My mother and I restored an old farm house built in 1890. Its restored to how it was back then with wide floor boards. We have huge gaps in the floor, if there is a light on in the basement you know right away. The cold air comes up through the floor pretty good. The second floor is very comfortable walking around with no shoes. The floors are nice and warm. but the first floor has very cold floors in the winter. Ontop of this, the basement is cold and damp. I think a nice big stove in the basement, like my father always had (he had a defiant), would reslove all of this. We wouldn't be fighting constant cold air coming up through the floor, and we could get rid of the cold damp basement. With the gaps in our floor, it would be like central heat :) When you run a wood stove for 3 months at a time, i think one stove in the basement would heat the whole house. The stove in the kitcen would be secondary. The cold air coming up through the floors is really what makes it difficult to heat now.

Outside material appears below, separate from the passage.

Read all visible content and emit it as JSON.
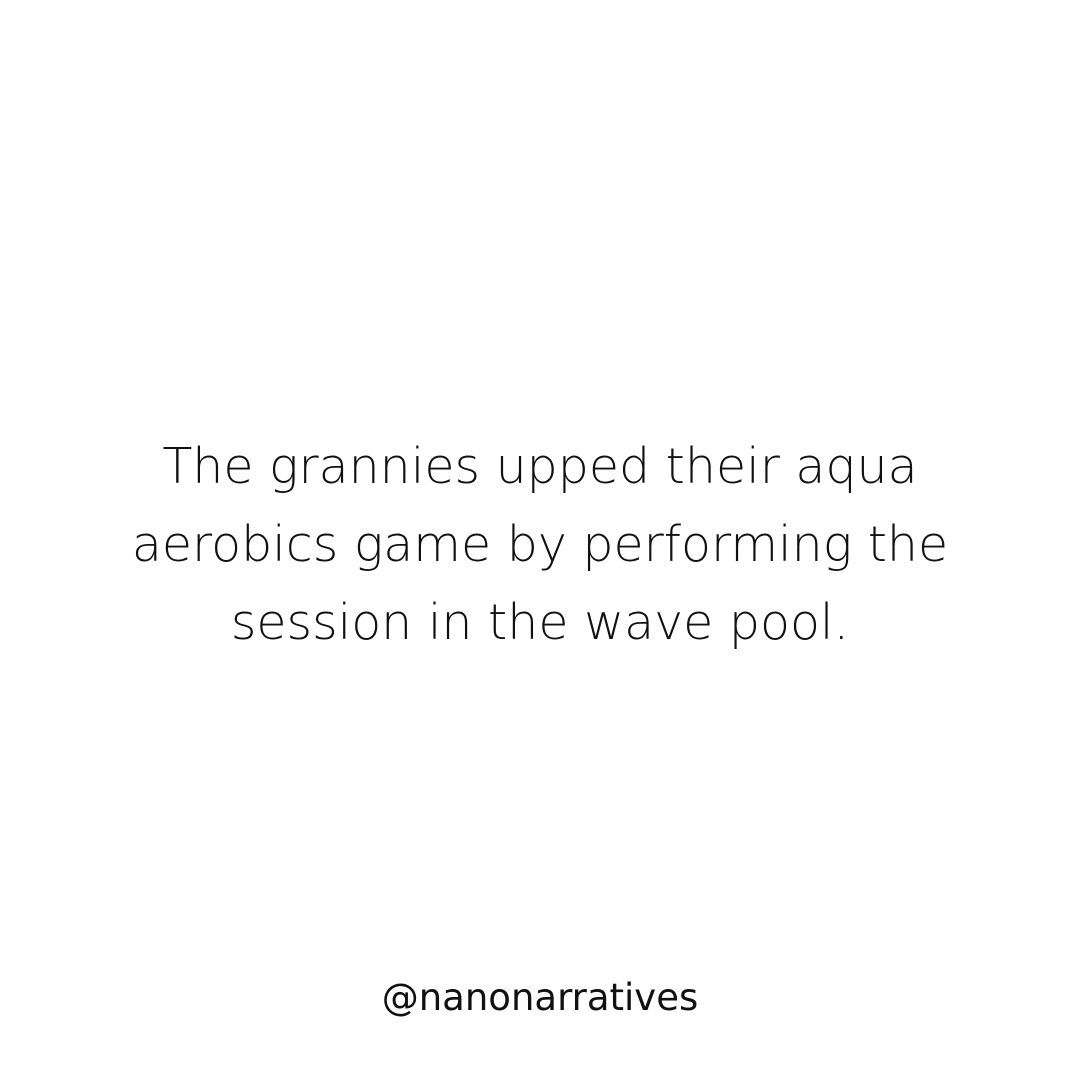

I have never bought a thimble. I am looking for some direction because there are so many. I don't have much room between the top of my foundation and the cieling in the basement so the smallest thimble possible would be best. I am currently shopping for another Vermont Castings, I assume a 6 inch thimble would probably be fine.
 
You have presented some serious safety issues with putting a thimble through wood and close clearances. And the kitchen stove can not share the same flue as the basement stove. It's an either or situation. The cheapest thing may be to seriously address leakage around the house, especially around the foundation. If the basement could be sealed up and insulated, the issue of cold floors may go away.

But please answer the questions in the previous request so that we understand the house and stove better.
 
Do you have a tape measure? It's hard to proceed with so little real information.
 
if you can safely put your woodstove in basement and its your preference then go for it. i would definitely leave the one on the first floor alone though.
 
With a small house and good circulation I am guessing that either the stove is no longer working correctly in bypass mode or that the house is leaking a lot of heat. I don't see a basement stove as a solution to these issues, just more work and money. A larger stove might help, but could be unnecessary if the current stove is sized correctly but has a plugged cat or cracked refractory shoe. Two stoves on the same flue is not permitted.

At this point it's hard to say what is the best solution. We don't know the size of the house, the stove model, stove condition, wood quality or other information that would help making an informed decision. I'm suspecting that for the price of a new stove installation that tightening up the house will provide much better comfort and savings, but maybe not.
 
rich81 said:
if you can safely put your woodstove in basement and its your preference then go for it. i would definitely leave the one on the first floor alone though.

may i add that a dehumidifier in the basemeny might help with your moisture issue?? i have my woodstove in the basemet and am currently trying to get some funds together to put one on the first floor.